Abstract

To report hearing preservation (HP) outcomes based on anticoagulation/antiplatelet use (blood thinner, BT) following cochlear implantation (CI). Retrospective cohort. Tertiary referral center. Three hundred twenty-six adults (361 ears: no BT = 210, BT held = 86, BT continued = 65) implanted between 2012 and 2021 with preoperative low-frequency pure-tone average (LFPTA) of 65 dB HL or better. Postoperative HP, defined as LFPTA ≤80 dB HL, at 1, 3, 6, and 12 months. Compared to no BT, the BT held and continued groups were older (60.6 vs 72.7 vs 73.0 yrs, p < 0.001) and had diabetes (10% vs 28% vs 22%, p < 0.001). Electrode type, steroid use, surgical approach, and preoperative LFPTA were equivalent among groups. Postoperative HP rates were significantly higher for no BT than the BT held and continued groups at 1 month (62% vs 48% vs 43%, p = 0.008), with equivalent results at 3, 6, and 12 months. When patients were stratified by BT type, there were no significant differences in HP outcomes. On multivariate analysis, BT status was not a significant predictor of HP rates at 1 or 12 months.
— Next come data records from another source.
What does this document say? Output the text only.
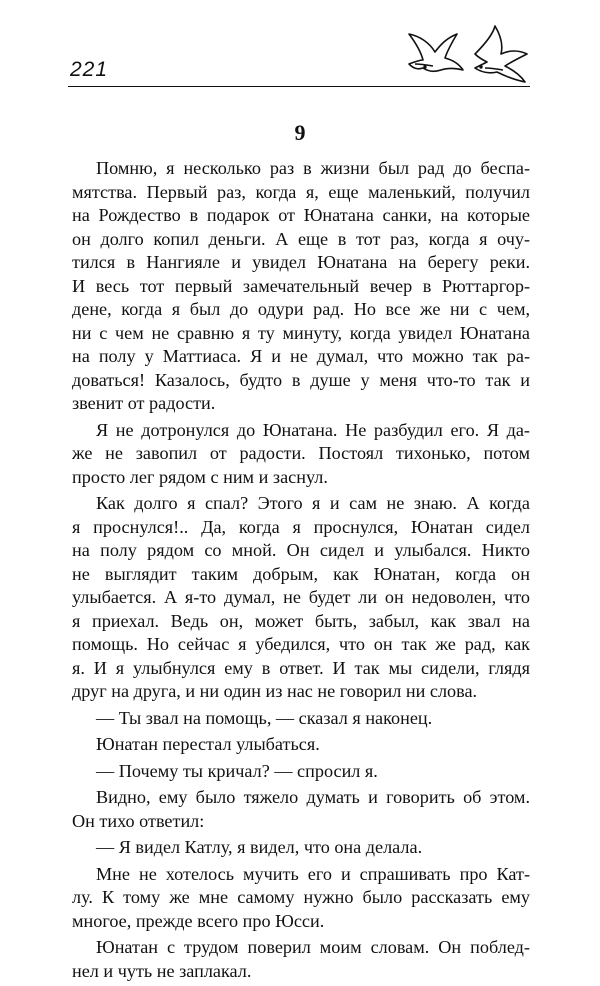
221
9
Помню, я несколько раз в жизни был рад до беспа-
мятства. Первый раз, когда я, еще маленький, получил
на Рождество в подарок от Юнатана санки, на которые
он долго копил деньги. А еще в тот раз, когда я очу-
тился в Нангияле и увидел Юнатана на берегу реки.
И весь тот первый замечательный вечер в Рюттаргор-
дене, когда я был до одури рад. Но все же ни с чем,
ни с чем не сравню я ту минуту, когда увидел Юнатана
на полу у Маттиаса. Я и не думал, что можно так ра-
доваться! Казалось, будто в душе у меня что-то так и
звенит от радости.
Я не дотронулся до Юнатана. Не разбудил его. Я да-
же не завопил от радости. Постоял тихонько, потом
просто лег рядом с ним и заснул.
Как долго я спал? Этого я и сам не знаю. А когда
я проснулся!.. Да, когда я проснулся, Юнатан сидел
на полу рядом со мной. Он сидел и улыбался. Никто
не выглядит таким добрым, как Юнатан, когда он
улыбается. А я-то думал, не будет ли он недоволен, что
я приехал. Ведь он, может быть, забыл, как звал на
помощь. Но сейчас я убедился, что он так же рад, как
я. И я улыбнулся ему в ответ. И так мы сидели, глядя
друг на друга, и ни один из нас не говорил ни слова.
— Ты звал на помощь, — сказал я наконец.
Юнатан перестал улыбаться.
— Почему ты кричал? — спросил я.
Видно, ему было тяжело думать и говорить об этом.
Он тихо ответил:
— Я видел Катлу, я видел, что она делала.
Мне не хотелось мучить его и спрашивать про Кат-
лу. К тому же мне самому нужно было рассказать ему
многое, прежде всего про Юсси.
Юнатан с трудом поверил моим словам. Он поблед-
нел и чуть не заплакал.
Younger age (OR 0.95, 95% CI 0.94-0.97, p < 0.001) was the only significant predictor of 1- but not 12-month HP. BT use, regardless of whether held for surgery, was associated with inferior early HP outcomes. After controlling for age, BT status was not a significant predictor of HP, suggesting inherently poorer cochlear health in patients who are on BTs.